Jueves 17 de Marzo de 2022
Central tiene una parada complicada el domingo ante Newell's. Las flojas presentaciones lo puso en un escenario incómodo, pero el que más peso tendrá en esta "final" es el Kily González. En su figura se depositará toda la exigencia después de una de las semanas más críticas que le tocó soportar después de la vergonzante goleada que sufrió su equipo ante Barracas Central.
El canalla no entusiasma, no luce -más allá de que pocos equipos del fútbol argentino lo hacen- y, encima, no gana. La victoria en Santiago del Estero frente a Central Córdoba solo fue un parche a la realidad, pero la mirada crítica se mantiene intensa y el duelo con la lepra será decisivo para el futuro del entrenador.
Sin dudas, el Kily conserva la confianza de que puede sacar a flote un equipo en deuda en el torneo y que no tiene demasiadas respuestas. Y para aferrarse a su puesto necesitará que esos nombres que eligió siempre y que pondrá en cancha en el Gigante le respondan y lo defiendan. Ahí residirá el primer punto para una posible continuidad. Y por lo visto, en los peores momentos los futbolistas lo bancaron dentro de la campo de juego y en esta ocasión no será la excepción. "Los jugadores están muy metidos y quieren defender al DT en la cancha", confió un allegado a la entidad.

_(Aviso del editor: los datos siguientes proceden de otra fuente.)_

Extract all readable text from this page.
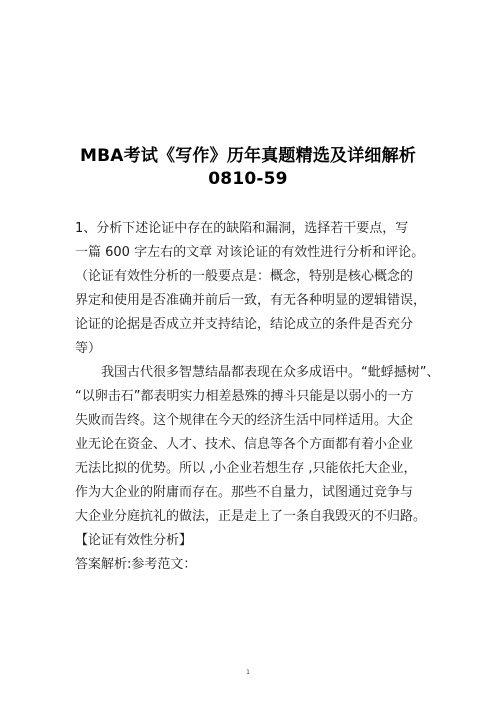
MBA考试《写作》历年真题精选及详细解析
0810-59
1、分析下述论证中存在的缺陷和漏洞，选择若干要点，写
一篇 600 字左右的文章 对该论证的有效性进行分析和评论。
（论证有效性分析的一般要点是：概念，特别是核心概念的
界定和使用是否准确并前后一致，有无各种明显的逻辑错误，
论证的论据是否成立并支持结论，结论成立的条件是否充分
等）
我国古代很多智慧结晶都表现在众多成语中。“蚍蜉撼树”、
“以卵击石”都表明实力相差悬殊的搏斗只能是以弱小的一方
失败而告终。这个规律在今天的经济生活中同样适用。大企
业无论在资金、人才、技术、信息等各个方面都有着小企业
无法比拟的优势。所以 ,小企业若想生存 ,只能依托大企业，
作为大企业的附庸而存在。那些不自量力，试图通过竞争与
大企业分庭抗礼的做法，正是走上了一条自我毁灭的不归路。
【论证有效性分析】
答案解析:参考范文：
1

La cuestión es que la gran mayoría de los hinchas le quitaron el respaldo. Solo unos pocos mantienen viva la confianza en su idea, aunque no sería suficiente. La única manera de redimirse en parte con ese hincha que siempre coreó su nombre -sobre todo en la época de jugador- es ganándole a Newell's. El triunfo le entregará el aire que necesita para respirar aliviado y permanecer en el cargo después de días intensos de cuestionamientos.
El Kily entiende claramente el escenario y es casi un hecho que apostará a los mismos nombres que utilizó ante Barracas para jugar contra los leprosos. Confía en esos apellidos y buscará la salvación, que solo conseguirá ganando el derby de la ciudad. Caso contrario el ciclo llegará a su fin.